Thai Basil Fried Rice

 I just happen to be growing Thai basil in our front yard this year. It's what they had a the fruit stand. It's super beautiful. When it goes to seed it's purple blooms. You can use whatever basil I'm sure. 

This is also one of those recipes where I adjust to taste a lot! So taste as you go. 

  • 1.25 cups jasmine rice 
  • 1.25 cups water 
  • 1.5 tablespoon toasted sesame oil
  • 3-4 large garlic cloves chopped
  • 1/2 inch ginger chopped
  • 1/3 cup cashews whole & raw or swap out for chicken breast
  • 1 medium yellow onion chopped
  • 1 medium red bell pepper sliced
  • 1-2 green chilies sliced (optional) I keep some in the freezer pre diced up and threw in a little bit for flavor
  • 2-2.5 tablespoons soy sauce
  • 1/2 tablespoon oyster sauce
  • 1 teaspoon sriracha or to taste
  • 1/4 teaspoon black pepper
  • 1/4 teaspoon salt or to taste
  • 3/4 cup thai basil 1/2 cup chopped and 1/4 cup whole 
  • 1/4 cup cilantro chopped
  • Can also add any veggies you like cucumbers, slices of tomato, broccoli

  • Rinse rice until water turns clear and then add rice to the Instant pot along with water.
  • Close the lid and press the manual or pressure cook button.
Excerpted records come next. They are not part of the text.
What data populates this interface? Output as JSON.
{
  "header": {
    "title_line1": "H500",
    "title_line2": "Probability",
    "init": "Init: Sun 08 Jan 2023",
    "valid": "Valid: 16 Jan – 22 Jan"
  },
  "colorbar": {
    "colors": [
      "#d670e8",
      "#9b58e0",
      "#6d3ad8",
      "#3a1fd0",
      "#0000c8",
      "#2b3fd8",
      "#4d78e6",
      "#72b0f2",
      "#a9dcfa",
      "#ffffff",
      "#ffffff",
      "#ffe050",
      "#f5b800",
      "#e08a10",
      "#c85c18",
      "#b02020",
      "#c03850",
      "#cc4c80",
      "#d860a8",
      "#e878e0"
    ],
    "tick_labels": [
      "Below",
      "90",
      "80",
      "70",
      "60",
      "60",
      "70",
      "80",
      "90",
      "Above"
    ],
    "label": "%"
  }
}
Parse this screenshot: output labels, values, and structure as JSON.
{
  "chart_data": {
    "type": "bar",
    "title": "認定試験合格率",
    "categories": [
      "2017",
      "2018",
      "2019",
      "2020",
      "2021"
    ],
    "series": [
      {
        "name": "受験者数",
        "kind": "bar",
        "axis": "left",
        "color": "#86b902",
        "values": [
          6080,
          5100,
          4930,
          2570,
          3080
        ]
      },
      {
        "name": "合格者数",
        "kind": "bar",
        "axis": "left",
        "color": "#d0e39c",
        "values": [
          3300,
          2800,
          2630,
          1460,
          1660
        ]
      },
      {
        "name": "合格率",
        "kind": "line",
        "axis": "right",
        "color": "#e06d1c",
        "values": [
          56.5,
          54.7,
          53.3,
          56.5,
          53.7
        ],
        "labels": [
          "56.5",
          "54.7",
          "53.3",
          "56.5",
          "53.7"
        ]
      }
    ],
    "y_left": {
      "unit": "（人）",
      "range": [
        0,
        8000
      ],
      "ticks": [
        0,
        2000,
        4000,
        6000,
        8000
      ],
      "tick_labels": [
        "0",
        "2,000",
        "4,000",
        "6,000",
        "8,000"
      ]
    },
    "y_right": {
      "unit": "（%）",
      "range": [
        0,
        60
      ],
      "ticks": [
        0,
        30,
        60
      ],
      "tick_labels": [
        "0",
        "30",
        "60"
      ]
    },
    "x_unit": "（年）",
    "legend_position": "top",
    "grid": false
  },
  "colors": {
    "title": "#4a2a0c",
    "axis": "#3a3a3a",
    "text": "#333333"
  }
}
Cook on high pressure for 3 minutes, with the pressure valve in the sealing position.
    Let the pressure release naturally for 10 minutes and then do a quick pressure release.
  • Open the lid and fluff the rice with a fork. Then transfer the rice to another bowl and set aside.
  • Now, press saute the button. There's no need to clean the pot, some rice will stick around and that's fine.
    Once the pot displays hot, add the oil and then add the garlic and ginger.
  • Cook for 2 to 3 minutes until garlic, ginger starts changing color. Add cashews and cook for 1 minute.
    Then add onion, red pepper and green chili. Cook for 2 minutes.
  • Then push veggies to side and add soy sauce, vegetarian oyster sauce and sriracha. Mix to combine everything together.
  • Add the cooked rice back into the pot.
  • Mix well and add black pepper and salt and toss to combine.
  • Plug off the Instant Pot, add 1/2 cup chopped basil and chopped cilantro. Mix well until the leaves wilt.
    Finally add in 1/4 cup whole Thai basil leaves (not chopped).

Stove-top Instructions

  • Cook the rice: Rinse the rice until water turns clear. Bring 1.5 cups water to a boil in a saucepan. Add the rice, stir and then lower the heat. Simmer for 10-15 minutes until all water is absorbed. 
    Follow rest of the steps as it is in a wok/pan.